(123rf)
Roughly seven out of 10 cancer patients in South Korea survive at least five years after cancer is detected, but the number of new cancer patients is at an all-time high according to a state report released Thursday.
The five-year relative survival rate for people diagnosed with cancer between 2017 and 2021 was 72.1 percent, according to the joint report by the Ministry of Health and Welfare and Korea Central Cancer Registry. It increased from 65.5 percent in 2016, and marked a significant increase compared to 42.9 percent for between 1993 and 1995.
The relative survival rate refers to the survival rate of a particular group compared to the general population. Thus, the figure could be higher than 100 percent, which would mean that that group has a better chance of surviving a given period of time than the general population.
Women were more likely to survive cancer -- 78.2 percent versus men at 66.1 percent -- partially due to the fact that they were more likely to have cancers with relatively higher survival rates. Thyroid cancer and breast cancer, both of which are more likely to ail women than men, had survival rates of 100.1 percent and 93.8 percent, respectively.
Liver cancer and lung cancer were among the more fatal types of cancer, with a 39.3 percent and 38.5 percent survival rate. Recent reports suggest that in both cases, the number of male patients are more than double their female counterparts.
Other fatal cancers were pancreatic and gallbladder cancers, with survival rates of 15.9 percent and 28.9 percent, respectively.
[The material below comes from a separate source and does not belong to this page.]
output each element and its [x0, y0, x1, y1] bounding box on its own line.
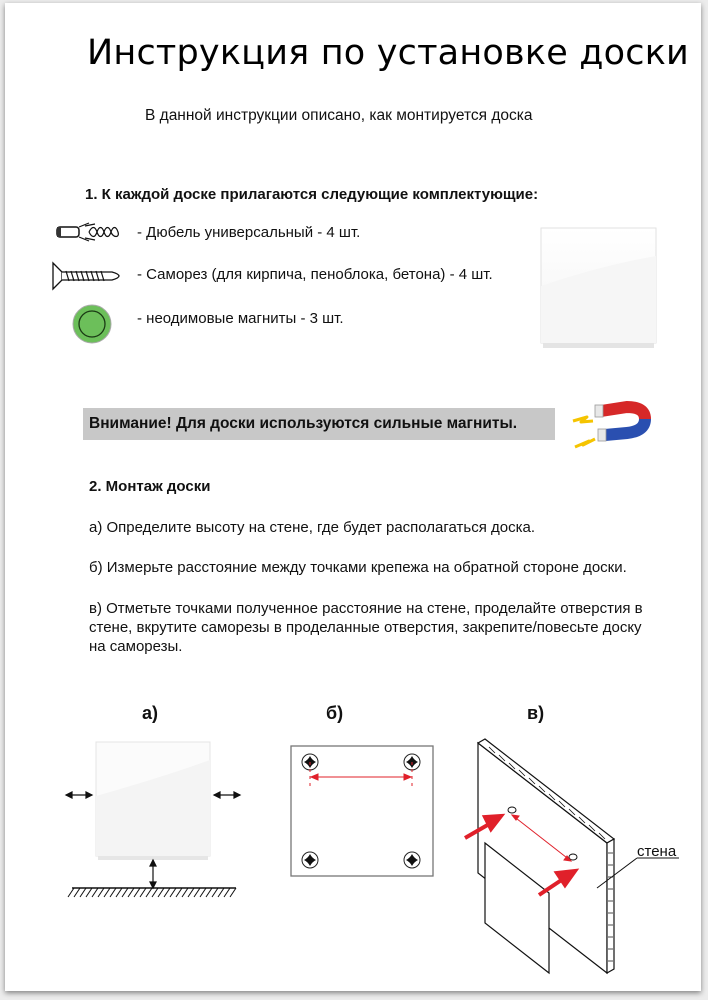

Prostate cancer, on the other hand, had a 96 percent survival rate.
Thyroid cancer was the most common cancer for the third-straight year, accounting for 35,303 cases. It was followed by colon cancer (32,751), liver cancer (31,616), stomach cancer (29,361), breast cancer (28,861) and prostate cancer (18,697).
Of all South Koreans, 2.43 million have been diagnosed with cancer, accounting for 4.7 percent of the population. One in seven of those 65-years-old and above had cancer.
About 60.8 percent of all cancer patients survived for more than five years, up 111,396 compared to the year before.
While the survival rate for cancer rose, the number of people newly diagnosed with the disease also jumped. In 2021, 277,523 people were diagnosed with cancer -- 51.8 percent male and 48.2 percent female -- up 10.8 percent from the year before. The figure has generally been on an upward trend since the government started keeping track in 1999, but marked a slight drop in 2020.